A short, muscular man appeared in the dead of night, his horse slathered in sweat and on the brink of exhaustion. They spoke together in hushed tones, but Ava had learned a thing or two about eavesdropping and could hear enough. The man was called Jerek, and he was forming some sort of organization to free the people in the kingdoms. Her father tried to say his place was at home, hunting monsters because that was all he knew. He was not a soldier, he was a mercenary.
Then he showed her father a piece of parchment and, whatever it was, it changed her father’s attitude. He rose from his chair and they went outside to continue their conversation. Ava waited for him, hoping he would return and go to bed. She fell asleep before she could see him, and when she woke up both of them were gone. Her father had left her a note, saying that he should be back within a fortnight or two, but he never came back. She was fifteen when her father disappeared.
And now she held his sword once more. The sword he used all his life to vanquish monsters for the kingdoms. The sword he trained her with. Even after all of the years that had passed since his absence, she still struggled to contain the emotion. She bit her lip, trying unsuccessfully to fight back the tears. She vowed that this ogre would die.
She heard the lumbering footsteps of the ogre coming down the tunnel. She glanced around the room and decided to head into the dark tunnel. She clutched the sword in her hand and slipped into the shadows, prepared to strike down her prey. It would pay for her father’s death with its life.
She slowed her breathing as she saw its towering frame enter into the chamber. It walked over to the treasure horde and leaned down, sniffing it momentarily. She bit her lip, confused by its behavior. Did it smell her presence? Every ogre she had ever encountered had an extremely poor sense of smell. It contradicted everything she had been taught about ogres. And then it did something that was even more confusing to Ava.
The ogre turned toward the tunnel where Ava was hidden and raised something over its head. In the light she couldn’t know for sure, but it looked like one of her daggers that she jammed into its foot. The ogre made a few guttural grunts and growls before bowing low to the ground, extending the dagger toward the tunnel. Could the ogre see her? Was it trying to offer the dagger back to her? This was the most unusual, and apparently the most intelligent, ogre that Ava had ever witnessed in her life. She was about to step forward out of the shadows when it got back to its feet and set the dagger on the pile of treasure. Evidently it hadn’t seen her, but then what was the purpose of that reverent display? She didn’t have time to sit and mull over what it could mean. She had to be ready to strike when it had its guard down.
The ogre had its back to her and was rummaging through a small stack of bones and rocks on the other side of the treasure. Ava crept closer, her breathing measured as she crouched low. One hand gripped the sword tight while the other brushed a strand of hair from her face. She pressed against the wall when the ogre stood back up, a giant femur in its hands. It snapped the bone in half, the crack echoing through the chamber, and sucked on one of the halves. It sat down and leaned back against the wall, its eyes growing heavy as it sucked. It had clearly forgotten that there was an intruder in its home. This was going to be easier than she thought, as long as she could be patient. It would be asleep before long.
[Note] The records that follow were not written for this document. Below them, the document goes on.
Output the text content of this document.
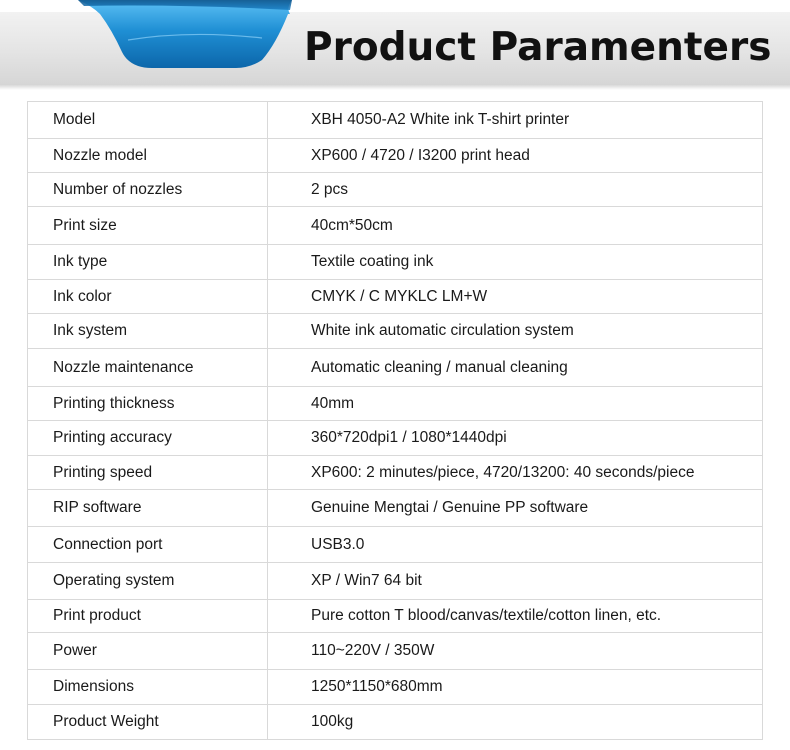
Product Paramenters
Model	XBH 4050-A2 White ink T-shirt printer
Nozzle model	XP600 / 4720 / I3200 print head
Number of nozzles	2 pcs
Print size	40cm*50cm
Ink type	Textile coating ink
Ink color	CMYK / C MYKLC LM+W
Ink system	White ink automatic circulation system
Nozzle maintenance	Automatic cleaning / manual cleaning
Printing thickness	40mm
Printing accuracy	360*720dpi1 / 1080*1440dpi
Printing speed	XP600: 2 minutes/piece, 4720/13200: 40 seconds/piece
RIP software	Genuine Mengtai / Genuine PP software
Connection port	USB3.0
Operating system	XP / Win7 64 bit
Print product	Pure cotton T blood/canvas/textile/cotton linen, etc.
Power	110~220V / 350W
Dimensions	1250*1150*680mm
Product Weight	100kg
In the dim light it looked like the ogre was asleep. The bone dangled from its lip as the ogre snored. Everything was in order for a quick finish to this assignment. Ava could already picture the bags of gold crowns weighing down her horse as she rode back home. She stepped out of the shadows and moved toward the ogre. She reached the chamber, the dull light illuminating her body. She took in a deep breath and took another step toward the treasure. All of a sudden the ogre’s eyes snapped open and it let out a roar that reverberated through the cavern, shaking rocks loose from the ceiling and causing the treasure to shift. Ava tried to dodge the falling stones as the ogre got to its feet, towering over her. It looked at her and it gave her a crooked grin.
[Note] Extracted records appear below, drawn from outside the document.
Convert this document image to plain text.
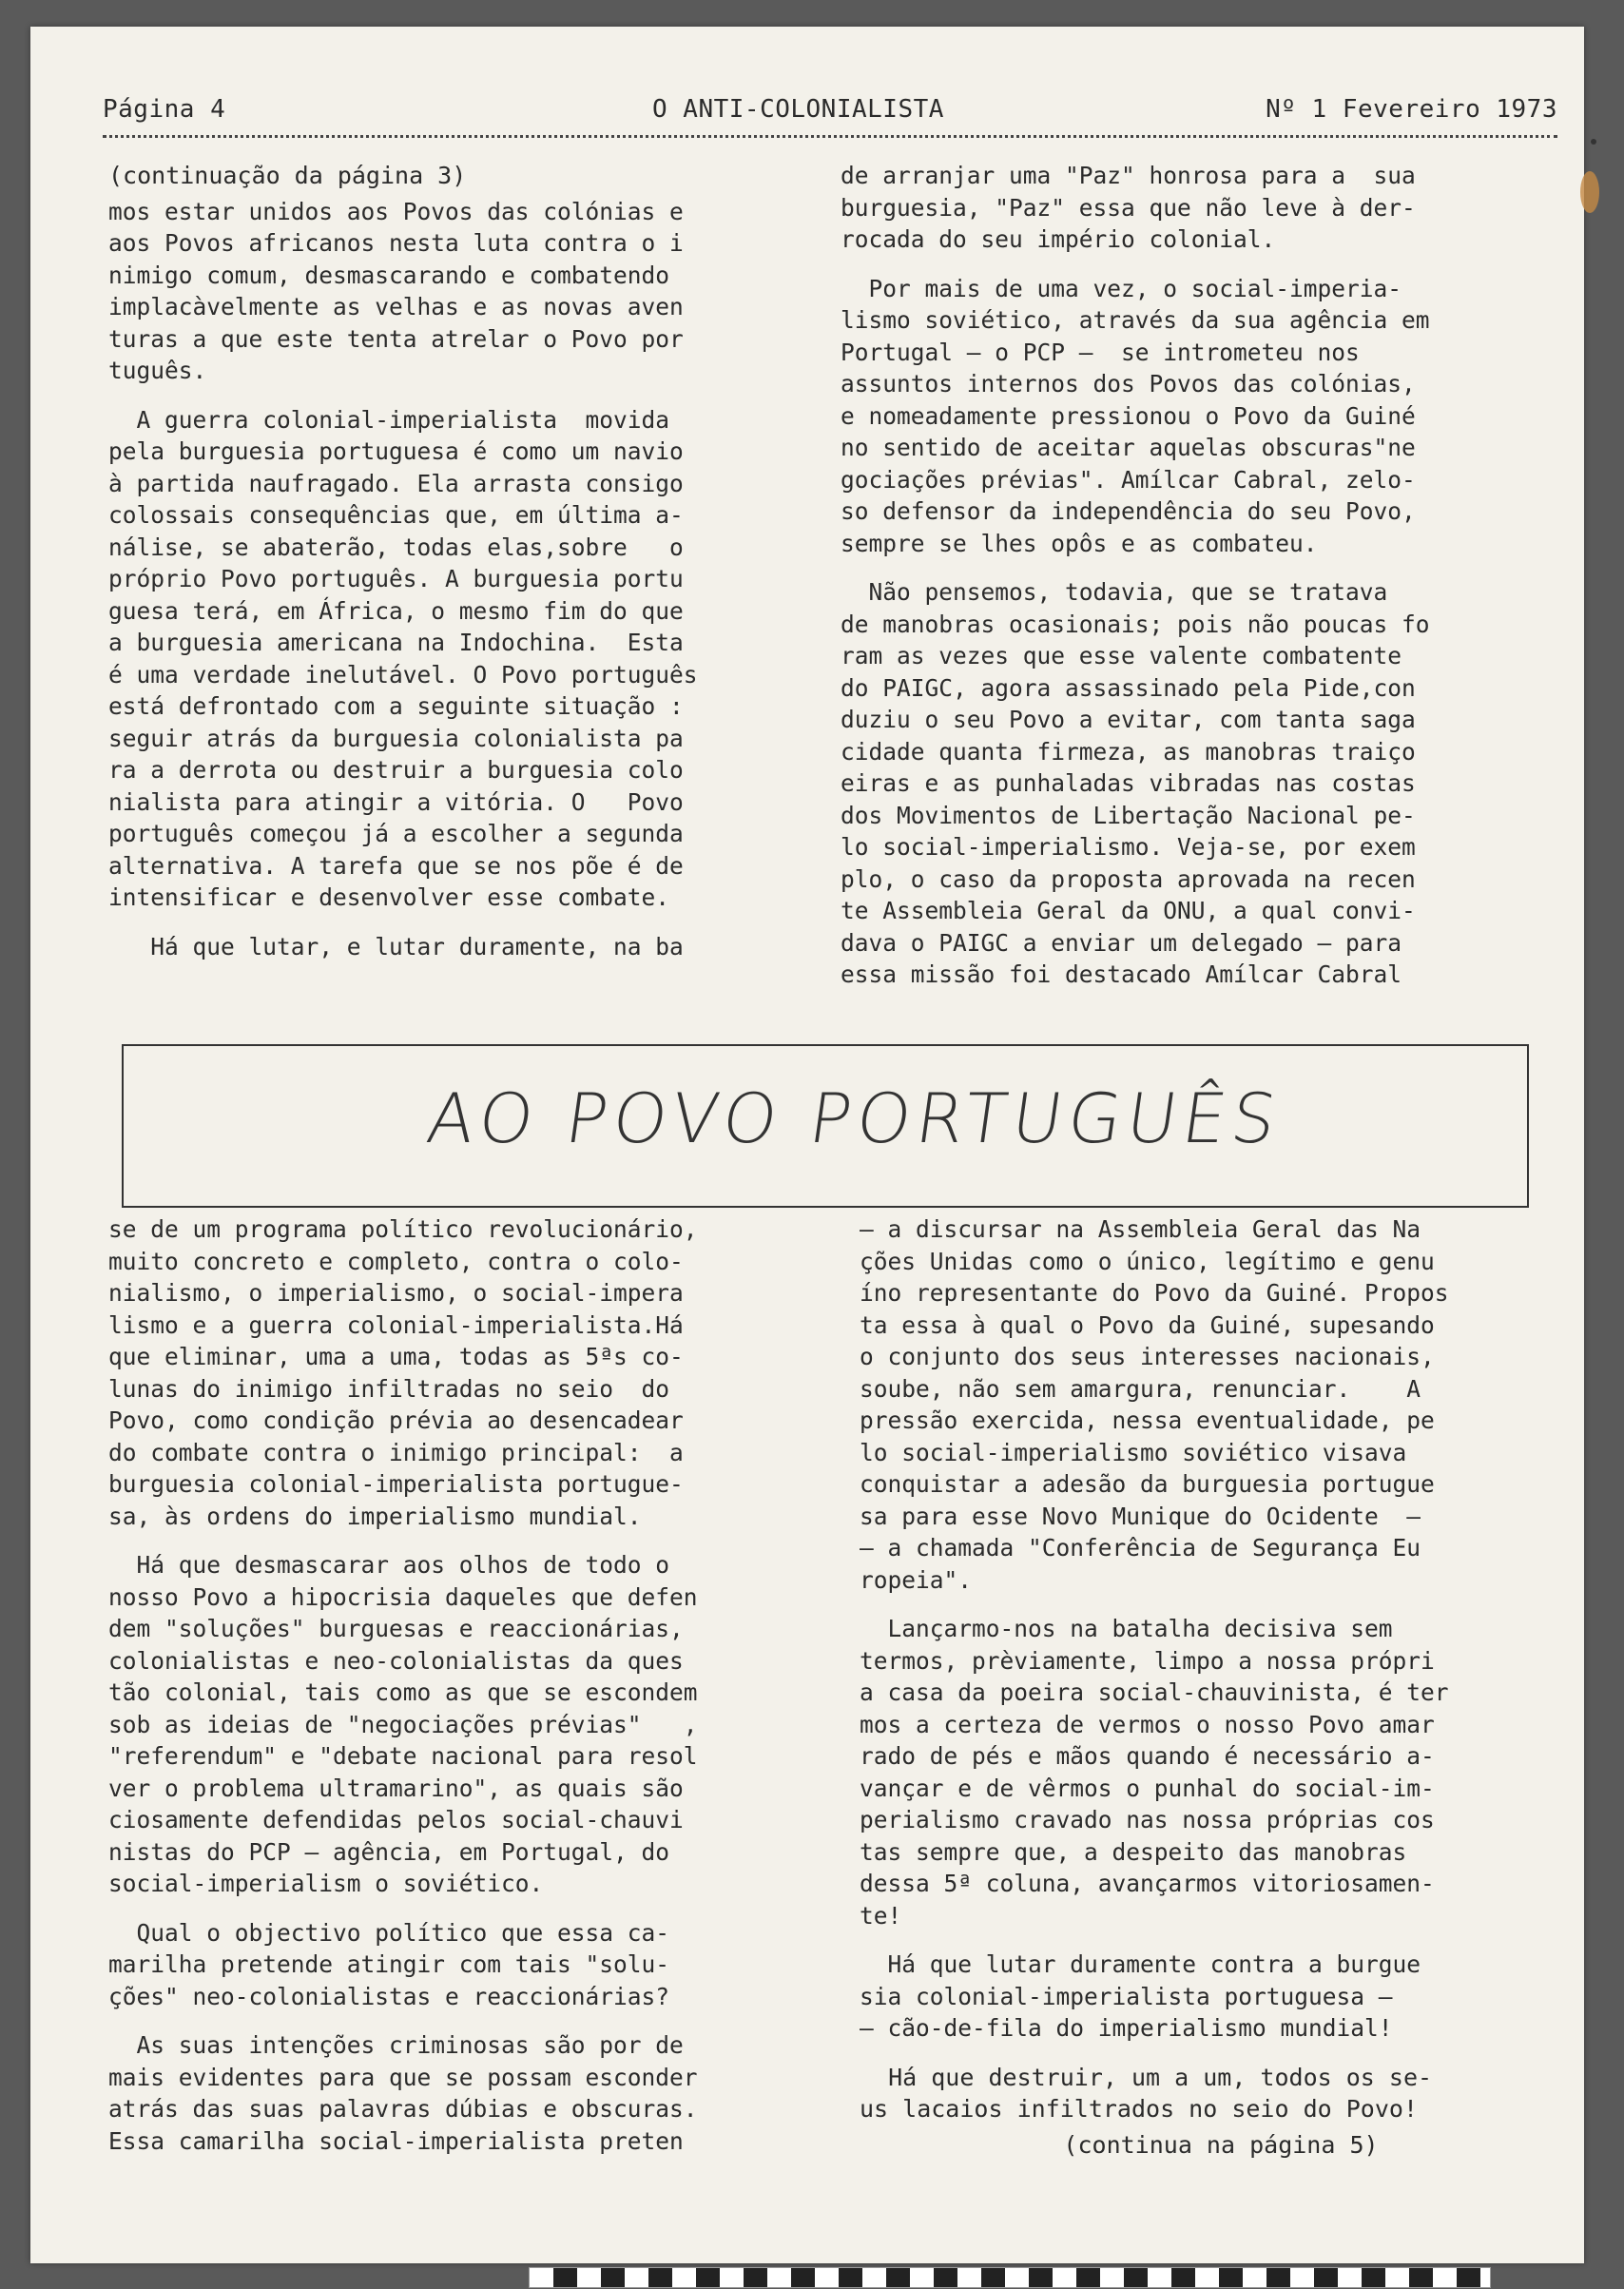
Página 4	O ANTI-COLONIALISTA	Nº 1 Fevereiro 1973

(continuação da página 3)

mos estar unidos aos Povos das colónias e
aos Povos africanos nesta luta contra o i
nimigo comum, desmascarando e combatendo
implacàvelmente as velhas e as novas aven
turas a que este tenta atrelar o Povo por
tuguês.

A guerra colonial-imperialista  movida
pela burguesia portuguesa é como um navio
à partida naufragado. Ela arrasta consigo
colossais consequências que, em última a-
nálise, se abaterão, todas elas,sobre   o
próprio Povo português. A burguesia portu
guesa terá, em África, o mesmo fim do que
a burguesia americana na Indochina.  Esta
é uma verdade inelutável. O Povo português
está defrontado com a seguinte situação :
seguir atrás da burguesia colonialista pa
ra a derrota ou destruir a burguesia colo
nialista para atingir a vitória. O   Povo
português começou já a escolher a segunda
alternativa. A tarefa que se nos põe é de
intensificar e desenvolver esse combate.

Há que lutar, e lutar duramente, na ba

de arranjar uma "Paz" honrosa para a  sua
burguesia, "Paz" essa que não leve à der-
rocada do seu império colonial.

Por mais de uma vez, o social-imperia-
lismo soviético, através da sua agência em
Portugal — o PCP —  se intrometeu nos
assuntos internos dos Povos das colónias,
e nomeadamente pressionou o Povo da Guiné
no sentido de aceitar aquelas obscuras"ne
gociações prévias". Amílcar Cabral, zelo-
so defensor da independência do seu Povo,
sempre se lhes opôs e as combateu.

Não pensemos, todavia, que se tratava
de manobras ocasionais; pois não poucas fo
ram as vezes que esse valente combatente
do PAIGC, agora assassinado pela Pide,con
duziu o seu Povo a evitar, com tanta saga
cidade quanta firmeza, as manobras traiço
eiras e as punhaladas vibradas nas costas
dos Movimentos de Libertação Nacional pe-
lo social-imperialismo. Veja-se, por exem
plo, o caso da proposta aprovada na recen
te Assembleia Geral da ONU, a qual convi-
dava o PAIGC a enviar um delegado — para
essa missão foi destacado Amílcar Cabral

AO POVO PORTUGUÊS

se de um programa político revolucionário,
muito concreto e completo, contra o colo-
nialismo, o imperialismo, o social-impera
lismo e a guerra colonial-imperialista.Há
que eliminar, uma a uma, todas as 5ªs co-
lunas do inimigo infiltradas no seio  do
Povo, como condição prévia ao desencadear
do combate contra o inimigo principal:  a
burguesia colonial-imperialista portugue-
sa, às ordens do imperialismo mundial.

Há que desmascarar aos olhos de todo o
nosso Povo a hipocrisia daqueles que defen
dem "soluções" burguesas e reaccionárias,
colonialistas e neo-colonialistas da ques
tão colonial, tais como as que se escondem
sob as ideias de "negociações prévias"   ,
"referendum" e "debate nacional para resol
ver o problema ultramarino", as quais são
ciosamente defendidas pelos social-chauvi
nistas do PCP — agência, em Portugal, do
social-imperialism o soviético.

Qual o objectivo político que essa ca-
marilha pretende atingir com tais "solu-
ções" neo-colonialistas e reaccionárias?

As suas intenções criminosas são por de
mais evidentes para que se possam esconder
atrás das suas palavras dúbias e obscuras.
Essa camarilha social-imperialista preten

— a discursar na Assembleia Geral das Na
ções Unidas como o único, legítimo e genu
íno representante do Povo da Guiné. Propos
ta essa à qual o Povo da Guiné, supesando
o conjunto dos seus interesses nacionais,
soube, não sem amargura, renunciar.    A
pressão exercida, nessa eventualidade, pe
lo social-imperialismo soviético visava
conquistar a adesão da burguesia portugue
sa para esse Novo Munique do Ocidente  —
— a chamada "Conferência de Segurança Eu
ropeia".

Lançarmo-nos na batalha decisiva sem
termos, prèviamente, limpo a nossa própri
a casa da poeira social-chauvinista, é ter
mos a certeza de vermos o nosso Povo amar
rado de pés e mãos quando é necessário a-
vançar e de vêrmos o punhal do social-im-
perialismo cravado nas nossa próprias cos
tas sempre que, a despeito das manobras
dessa 5ª coluna, avançarmos vitoriosamen-
te!

Há que lutar duramente contra a burgue
sia colonial-imperialista portuguesa —
— cão-de-fila do imperialismo mundial!

Há que destruir, um a um, todos os se-
us lacaios infiltrados no seio do Povo!

(continua na página 5)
A bright red glow began to fill the chamber. Ava paid no attention to the glow and braced herself for an oncoming attack, but the ogre wasn’t moving. It stood there, watching her intently. And then she smelled the smoke. Years of hunting monsters had sharpened her reflexes. She dove aside, rolling along the floor away from the ogre as a stream of fire burst into the room and enveloped the treasure. It all made sense now. The ogre wasn’t alone; it was sharing a home with a dragon. This is how her father had died, lured into a monster’s trap, and now it was her turn to meet that same fate.